Kim, a native of Seoul, said he grew up a Twins fan, and he once dreamed of playing together with a couple of LG veterans, designated hitter Park Yong-taik and reliever Lee Dong-hyun.
"I am most excited about playing with those two guys," Kim said. "I've been training hard on my own for a while, but I am still not where I want to be. It's been a while since I faced live pitching, and there's still plenty of work to be done. Once I get to that point, I should be able to set concrete goals for next year."
Kim's deal is the second-largest free agent deal ever in the KBO. He said he was so grateful for the offer and even wondered if he deserved that kind of money.

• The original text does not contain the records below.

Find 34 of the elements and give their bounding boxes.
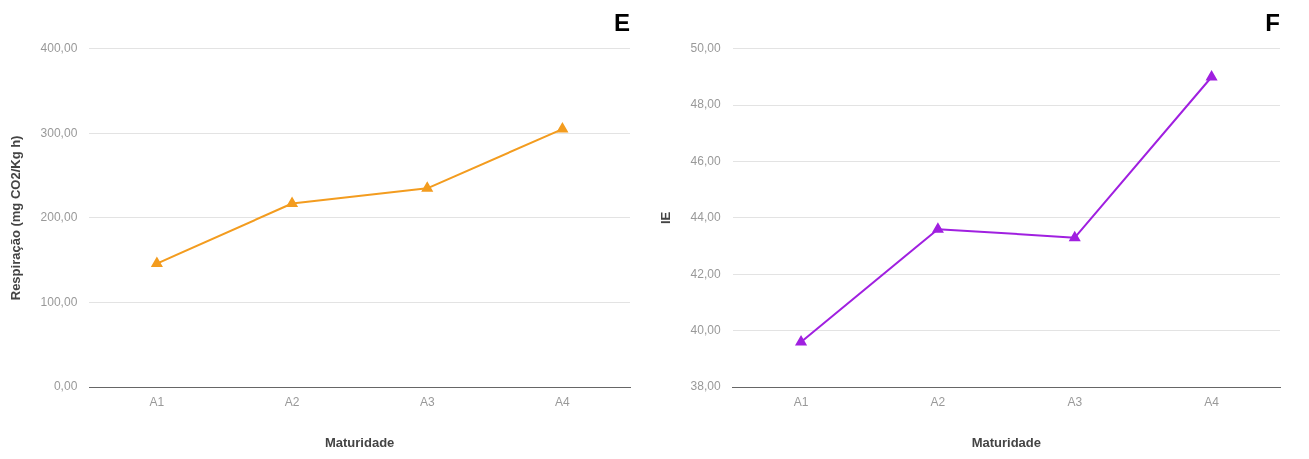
y-tick-label: 0,00	[53, 379, 78, 394]
x-tick-label: A2	[284, 394, 300, 409]
y-tick-label: 100,00	[40, 294, 78, 309]
chart-title: F	[1265, 9, 1280, 37]
x-tick-label: A1	[793, 394, 809, 409]
x-axis-title: Maturidade	[324, 434, 395, 450]
point	[932, 223, 944, 233]
point	[151, 257, 163, 268]
y-tick-label: 200,00	[40, 210, 78, 225]
x-tick-label: A4	[1204, 394, 1220, 409]
point	[1069, 231, 1081, 242]
y-tick-label: 50,00	[690, 41, 721, 56]
y-axis-title: IE	[658, 211, 674, 225]
point	[286, 197, 298, 208]
x-tick-label: A2	[930, 394, 946, 409]
point	[421, 182, 433, 192]
x-tick-label: A1	[149, 394, 165, 409]
y-axis-title: Respiração (mg CO2/Kg h)	[8, 135, 24, 301]
chart-title: E	[613, 9, 630, 37]
point	[1206, 70, 1217, 81]
x-tick-label: A3	[1067, 394, 1083, 409]
point	[795, 335, 807, 346]
y-tick-label: 44,00	[690, 210, 721, 225]
y-tick-label: 300,00	[40, 125, 78, 140]
y-tick-label: 48,00	[690, 97, 721, 112]
x-tick-label: A4	[555, 394, 571, 409]
y-tick-label: 46,00	[690, 153, 721, 168]
y-tick-label: 42,00	[690, 266, 721, 281]
y-tick-label: 400,00	[40, 41, 78, 56]
y-tick-label: 40,00	[690, 322, 721, 337]
point	[557, 123, 568, 133]
x-tick-label: A3	[419, 394, 435, 409]
y-tick-label: 38,00	[690, 379, 721, 394]
x-axis-title: Maturidade	[971, 434, 1041, 450]
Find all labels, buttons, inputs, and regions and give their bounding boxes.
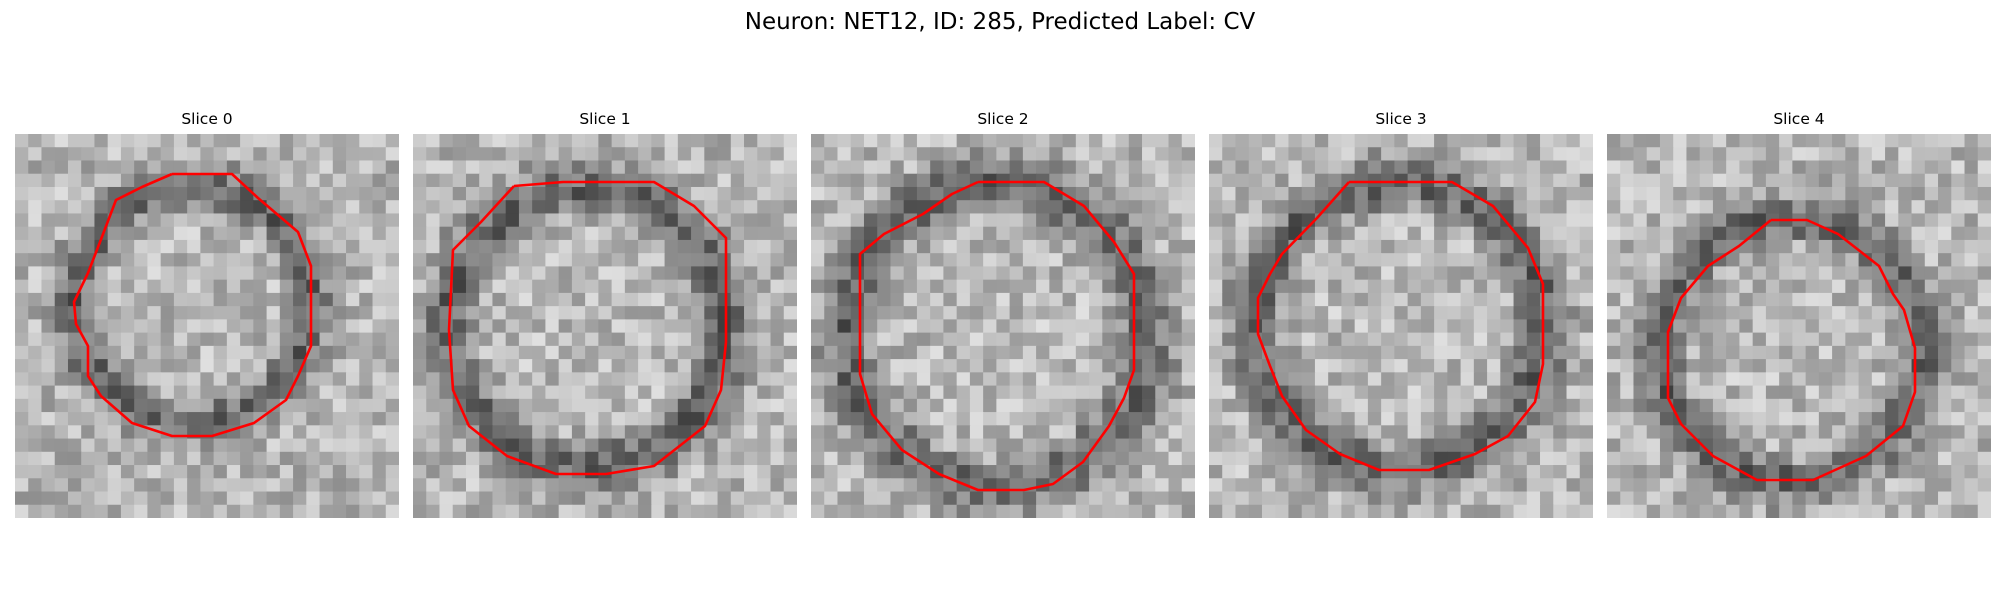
slice-image <box>413 134 797 518</box>
slice-title: Slice 0 <box>181 110 233 128</box>
slice-image <box>1607 134 1991 518</box>
slice-panel-4: Slice 4 <box>1607 106 1991 518</box>
slice-title: Slice 4 <box>1773 110 1825 128</box>
slice-title: Slice 3 <box>1375 110 1427 128</box>
slice-image <box>811 134 1195 518</box>
slice-panel-0: Slice 0 <box>15 106 399 518</box>
slice-panel-3: Slice 3 <box>1209 106 1593 518</box>
slice-panel-2: Slice 2 <box>811 106 1195 518</box>
slice-title: Slice 2 <box>977 110 1029 128</box>
slice-title: Slice 1 <box>579 110 631 128</box>
figure-title: Neuron: NET12, ID: 285, Predicted Label:… <box>744 9 1256 35</box>
slice-panel-1: Slice 1 <box>413 106 797 518</box>
slice-image <box>15 134 399 518</box>
slice-image <box>1209 134 1593 518</box>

"I don't know if I'll ever be able to live up to this contract just with performance," Kim said. "I think I'll have to be a role model and an exemplary figure in every aspect of the game. I want people to say the Twins made the right decision in signing me."
Kim became emotional on a few occasions during his press conference, as he choked back tears whenever the talk turned to his connection with the Bears.
It's a team that signed him as an undrafted free agent out of high school, and the only KBO team Kim had known until this week.
"I wish I'd done more in the U.S., and I'd like to thank Doosan fans for supporting me all these years," Kim said as he wiped away tears. "I also want to thank the Bears organization for making me the player that I am today."